- Born: March 8, 1952 (age 74) Jerusalem, Israel
- Citizenship: Israel and United Kingdom
- Education: The Hebrew University of Jerusalem
- Scientific career
- Fields: Economics
- Doctoral advisor: Menahem E. Yaari Yves Balasko

= Zvi Safra =

Israeli British economist

Zvi Safra (צבי ספרא) is an Israeli and British economist and decision theorist. Safra is a professor at the Warwick Business School at the University of Warwick and an emeritus professor at the Coller School of Management at Tel Aviv University. Safra is an elected fellow of the Society for the Advancement of Economic Theory and was previously an editor at Economics & Philosophy. Safra was formerly a Vice-Chancellor at the Israeli College of Management Academic Studies.
==Academic career==

Safra obtained his degrees in mathematics and economics from The Hebrew University of Jerusalem, including a Ph.D. under Menachem E. Yaari and Yves Balasko in 1983.

In that year, Safra was accepted as a Rothschild Foundation fellow, and was invited to stay as a post-doc at Harvard University. Upon his return to Israel, he joined as a faculty member at Tel Aviv University, where he remained until 2005. Over these years, he served as the head of the Ph.D. program at the Coller School of Management.

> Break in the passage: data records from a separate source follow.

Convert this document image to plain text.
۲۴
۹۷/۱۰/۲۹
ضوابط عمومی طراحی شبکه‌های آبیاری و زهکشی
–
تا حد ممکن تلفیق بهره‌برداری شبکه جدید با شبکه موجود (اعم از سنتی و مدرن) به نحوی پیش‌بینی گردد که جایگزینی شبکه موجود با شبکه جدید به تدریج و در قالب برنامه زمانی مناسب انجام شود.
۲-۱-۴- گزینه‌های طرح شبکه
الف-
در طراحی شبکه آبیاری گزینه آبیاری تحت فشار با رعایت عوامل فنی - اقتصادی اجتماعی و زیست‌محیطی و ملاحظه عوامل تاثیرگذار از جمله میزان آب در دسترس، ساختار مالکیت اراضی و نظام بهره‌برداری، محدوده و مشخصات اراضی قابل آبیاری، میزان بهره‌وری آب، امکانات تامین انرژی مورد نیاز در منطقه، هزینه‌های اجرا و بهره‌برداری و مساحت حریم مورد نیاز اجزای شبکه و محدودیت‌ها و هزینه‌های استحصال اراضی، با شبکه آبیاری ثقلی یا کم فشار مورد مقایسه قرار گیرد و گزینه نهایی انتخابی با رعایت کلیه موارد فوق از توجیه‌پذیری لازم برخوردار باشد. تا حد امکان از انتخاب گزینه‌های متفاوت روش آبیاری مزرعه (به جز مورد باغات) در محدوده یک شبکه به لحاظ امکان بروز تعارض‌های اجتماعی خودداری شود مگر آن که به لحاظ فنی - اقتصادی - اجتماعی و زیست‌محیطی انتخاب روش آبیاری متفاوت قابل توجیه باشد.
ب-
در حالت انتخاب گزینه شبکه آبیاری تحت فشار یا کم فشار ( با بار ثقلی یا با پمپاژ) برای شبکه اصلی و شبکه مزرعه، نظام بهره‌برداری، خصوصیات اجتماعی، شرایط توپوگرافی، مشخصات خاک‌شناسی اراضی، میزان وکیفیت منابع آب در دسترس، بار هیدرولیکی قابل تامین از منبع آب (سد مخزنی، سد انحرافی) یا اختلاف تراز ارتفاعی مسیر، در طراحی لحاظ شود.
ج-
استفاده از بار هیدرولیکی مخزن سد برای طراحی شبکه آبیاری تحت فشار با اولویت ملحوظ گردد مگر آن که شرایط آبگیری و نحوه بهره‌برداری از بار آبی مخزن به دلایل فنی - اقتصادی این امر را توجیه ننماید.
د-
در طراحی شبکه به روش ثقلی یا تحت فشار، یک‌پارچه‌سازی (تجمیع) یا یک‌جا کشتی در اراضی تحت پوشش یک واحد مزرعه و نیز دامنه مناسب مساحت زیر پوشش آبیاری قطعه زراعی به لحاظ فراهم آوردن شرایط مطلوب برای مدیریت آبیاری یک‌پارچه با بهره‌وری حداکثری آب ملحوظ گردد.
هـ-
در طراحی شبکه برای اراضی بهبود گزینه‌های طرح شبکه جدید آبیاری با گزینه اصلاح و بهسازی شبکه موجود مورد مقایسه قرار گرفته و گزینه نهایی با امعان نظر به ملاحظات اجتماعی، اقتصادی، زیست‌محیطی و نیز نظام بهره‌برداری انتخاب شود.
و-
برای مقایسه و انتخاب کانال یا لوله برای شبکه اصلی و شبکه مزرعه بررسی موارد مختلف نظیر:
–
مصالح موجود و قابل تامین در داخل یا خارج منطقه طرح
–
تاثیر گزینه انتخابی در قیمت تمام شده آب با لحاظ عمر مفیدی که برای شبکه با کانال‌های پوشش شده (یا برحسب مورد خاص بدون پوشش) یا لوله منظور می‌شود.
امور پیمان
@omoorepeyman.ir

During 2006–2010, Safra served as the Vice Chancellor of the Israeli College of Management Academic Studies.

Safra moved to the University of Warwick in 2013 after serving two years as the head of the Ph.D. program at the University of Exeter Business School.

In 2020, Safra was selected as an Economic Theory Fellow by Society for the Advancement of Economic Theory.

==Research==
Safra's body of work is in the fields of individual choice under risk and under uncertainty, bargaining, and social choice. His main contribution to decision theory is the rigorous analysis of the preference reversal phenomenon and the demonstration that for individuals who violate the independence axiom, the Becker, DeGroot and Marshack mechanism of utility elicitation may fail.

His contribution was cited hundreds of times, including by several Nobel prize winners in economics: Daniel Kahneman, Alvin Roth in his Handbook of Experimental Economics, Richard Thaler and Vernon Smith.

Other contributions to decision theory include the pioneering analysis of risk aversion in the rank-dependent model, the first analysis of auctions without expected utility, and the discovery that not only expected utility, but all known models of decision under risk are vulnerable to Matthew Rabin's calibration criticism.

His main contribution to bargaining theory is the extension of the axiomatic Nash bargaining solution to ordinal and non-expected utility preferences. His main contributions to social choice theory include an axiomatization of individual behavior that is motivated by an intrinsic sense of fairness, and an extension of Harsanyi's impartial observer model that can accommodate concerns for fairness and different individuals’ risk attitudes, and that yields the Prioritarian social welfare function as a special case.